Britain’s longest-running measure of consumer sentiment slipped back to its joint-lowest level since 2013 this month.
GfK consumer sentiment dropped to -14 in October from -12 in September, a slightly bigger fall than economists had forecast in a Reuters poll. The index was last this low in August, and has not been lower since July 2013. “The ongoing machinations in Westminster appear to be impacting how we view our personal financial situation for the coming year with a notable fall ... in this measure in October,” said GfK strategy director Joe Staton in a report by Reuters The survey took place between 1 – 14 October, before Prime Minister Boris Johnson announced an early General Election would take place on 12 December.

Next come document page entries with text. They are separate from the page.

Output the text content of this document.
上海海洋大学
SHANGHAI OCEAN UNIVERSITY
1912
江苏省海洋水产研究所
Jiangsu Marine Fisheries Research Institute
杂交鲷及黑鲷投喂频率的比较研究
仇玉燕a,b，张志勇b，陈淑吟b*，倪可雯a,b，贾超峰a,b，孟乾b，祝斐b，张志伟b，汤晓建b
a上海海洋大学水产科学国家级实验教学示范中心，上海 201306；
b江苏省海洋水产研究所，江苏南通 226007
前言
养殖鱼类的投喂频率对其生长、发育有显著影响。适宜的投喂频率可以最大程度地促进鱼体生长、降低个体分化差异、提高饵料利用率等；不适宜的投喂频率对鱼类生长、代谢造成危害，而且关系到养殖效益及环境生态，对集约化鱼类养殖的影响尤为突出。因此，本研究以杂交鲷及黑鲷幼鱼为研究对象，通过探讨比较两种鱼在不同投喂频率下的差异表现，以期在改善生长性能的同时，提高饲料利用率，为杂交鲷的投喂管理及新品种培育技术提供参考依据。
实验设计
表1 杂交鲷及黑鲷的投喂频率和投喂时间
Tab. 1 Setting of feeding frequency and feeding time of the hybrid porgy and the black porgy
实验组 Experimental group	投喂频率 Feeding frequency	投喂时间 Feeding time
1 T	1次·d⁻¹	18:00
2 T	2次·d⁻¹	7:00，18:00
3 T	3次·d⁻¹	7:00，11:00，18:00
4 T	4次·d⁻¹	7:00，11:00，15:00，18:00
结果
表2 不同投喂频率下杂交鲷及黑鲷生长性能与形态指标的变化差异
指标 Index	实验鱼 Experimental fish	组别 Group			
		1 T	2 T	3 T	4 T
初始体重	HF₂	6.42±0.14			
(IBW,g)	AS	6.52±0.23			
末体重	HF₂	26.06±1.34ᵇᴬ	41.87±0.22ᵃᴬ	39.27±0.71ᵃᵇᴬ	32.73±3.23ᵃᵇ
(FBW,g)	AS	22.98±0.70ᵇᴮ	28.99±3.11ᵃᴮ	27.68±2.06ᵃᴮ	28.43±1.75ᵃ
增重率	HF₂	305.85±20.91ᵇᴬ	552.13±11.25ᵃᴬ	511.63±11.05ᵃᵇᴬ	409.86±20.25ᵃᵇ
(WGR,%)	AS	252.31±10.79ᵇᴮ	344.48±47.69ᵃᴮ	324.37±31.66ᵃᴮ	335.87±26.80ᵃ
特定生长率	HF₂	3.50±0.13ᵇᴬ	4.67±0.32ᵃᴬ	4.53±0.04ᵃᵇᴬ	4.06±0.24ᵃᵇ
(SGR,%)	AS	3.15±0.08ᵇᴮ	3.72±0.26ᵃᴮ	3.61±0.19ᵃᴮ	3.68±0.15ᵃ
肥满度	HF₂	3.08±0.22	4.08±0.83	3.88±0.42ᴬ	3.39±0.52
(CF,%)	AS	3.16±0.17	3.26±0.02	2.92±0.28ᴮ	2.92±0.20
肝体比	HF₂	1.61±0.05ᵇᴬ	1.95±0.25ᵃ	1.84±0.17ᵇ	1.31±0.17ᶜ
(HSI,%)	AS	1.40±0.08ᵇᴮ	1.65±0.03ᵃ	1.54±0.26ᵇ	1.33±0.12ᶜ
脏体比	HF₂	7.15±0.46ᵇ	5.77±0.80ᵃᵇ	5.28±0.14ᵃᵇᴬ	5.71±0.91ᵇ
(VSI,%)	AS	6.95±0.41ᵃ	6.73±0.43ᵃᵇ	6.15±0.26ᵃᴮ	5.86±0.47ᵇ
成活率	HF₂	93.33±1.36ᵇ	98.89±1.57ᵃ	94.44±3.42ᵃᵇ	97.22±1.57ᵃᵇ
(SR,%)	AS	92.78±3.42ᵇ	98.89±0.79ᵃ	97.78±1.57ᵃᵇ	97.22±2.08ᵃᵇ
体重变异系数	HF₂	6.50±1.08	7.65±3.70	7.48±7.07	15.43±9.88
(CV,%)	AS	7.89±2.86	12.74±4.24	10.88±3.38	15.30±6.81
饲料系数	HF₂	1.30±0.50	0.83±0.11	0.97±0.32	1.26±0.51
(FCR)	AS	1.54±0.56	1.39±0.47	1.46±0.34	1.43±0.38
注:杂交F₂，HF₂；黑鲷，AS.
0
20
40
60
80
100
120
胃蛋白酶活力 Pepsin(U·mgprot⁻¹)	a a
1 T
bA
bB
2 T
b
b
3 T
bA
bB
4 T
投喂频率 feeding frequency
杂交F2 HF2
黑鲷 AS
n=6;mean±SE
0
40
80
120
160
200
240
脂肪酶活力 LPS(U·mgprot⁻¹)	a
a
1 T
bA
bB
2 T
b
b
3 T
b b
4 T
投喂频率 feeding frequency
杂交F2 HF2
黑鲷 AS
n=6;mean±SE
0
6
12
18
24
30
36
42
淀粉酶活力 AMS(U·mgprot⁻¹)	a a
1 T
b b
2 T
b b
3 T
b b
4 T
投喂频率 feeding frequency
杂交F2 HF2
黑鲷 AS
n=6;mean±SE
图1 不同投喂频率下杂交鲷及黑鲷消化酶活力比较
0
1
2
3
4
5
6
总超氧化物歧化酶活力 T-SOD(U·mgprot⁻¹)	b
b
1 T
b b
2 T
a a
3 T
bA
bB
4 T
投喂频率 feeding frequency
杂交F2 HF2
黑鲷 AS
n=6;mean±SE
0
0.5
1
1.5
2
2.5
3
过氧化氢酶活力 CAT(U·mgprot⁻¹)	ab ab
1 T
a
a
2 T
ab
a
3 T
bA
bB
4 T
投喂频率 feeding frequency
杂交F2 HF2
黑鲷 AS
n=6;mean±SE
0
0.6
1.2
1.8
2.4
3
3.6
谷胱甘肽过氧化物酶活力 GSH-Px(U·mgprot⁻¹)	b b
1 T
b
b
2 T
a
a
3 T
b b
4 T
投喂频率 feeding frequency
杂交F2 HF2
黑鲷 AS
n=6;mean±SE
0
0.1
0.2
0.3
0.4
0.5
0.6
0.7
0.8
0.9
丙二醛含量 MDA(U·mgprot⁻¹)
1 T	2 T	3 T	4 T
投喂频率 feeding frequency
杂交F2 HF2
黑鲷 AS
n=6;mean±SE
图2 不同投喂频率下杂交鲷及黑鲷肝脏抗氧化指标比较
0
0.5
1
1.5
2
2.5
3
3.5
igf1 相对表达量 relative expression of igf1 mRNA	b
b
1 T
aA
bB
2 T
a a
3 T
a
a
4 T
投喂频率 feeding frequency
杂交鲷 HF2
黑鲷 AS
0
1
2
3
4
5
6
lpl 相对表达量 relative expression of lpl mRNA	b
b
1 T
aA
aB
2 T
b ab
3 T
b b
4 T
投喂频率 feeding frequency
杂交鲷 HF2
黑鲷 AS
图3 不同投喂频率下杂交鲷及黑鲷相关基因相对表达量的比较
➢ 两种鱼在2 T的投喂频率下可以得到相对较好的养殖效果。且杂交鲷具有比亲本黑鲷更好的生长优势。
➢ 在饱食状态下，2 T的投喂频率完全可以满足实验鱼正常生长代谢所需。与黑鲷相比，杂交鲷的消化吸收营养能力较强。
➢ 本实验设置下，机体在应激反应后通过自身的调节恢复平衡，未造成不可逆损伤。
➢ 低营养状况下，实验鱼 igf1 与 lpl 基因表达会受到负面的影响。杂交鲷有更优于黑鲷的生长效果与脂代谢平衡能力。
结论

Britain had been due to leave the EU today (31 October 2019), but the Brexit deadline has moved back to 31 January 2020. The GfK survey showed falls across all five measures it uses to calculate sentiment - with the steepest decline coming in consumers’ assessment of how their personal finances were likely to evolve over the next 12 months. British households declared themselves insolvent at the highest rate in eight years during the 12 months to the end of September, according to official data on Wednesday 30 October. Separately, there were also signs that Brexit uncertainty has weighed on Britain’s commercial property market. Some 62% of surveyors believe the market had entered a downturn in the three months to September, the most since the survey began in 2015 and up from 53% in the last quarter, according to the poll from the Royal Institution of Chartered Surveyors. Retail was the hardest-hit real estate sector, RICS economist Tarrant Parsons said. “It remains to be seen what impact the latest Brexit developments have on confidence across the sector, but with the picture unlikely to become clear until into the New Year it may well mean hesitation continues over the near term,” he added.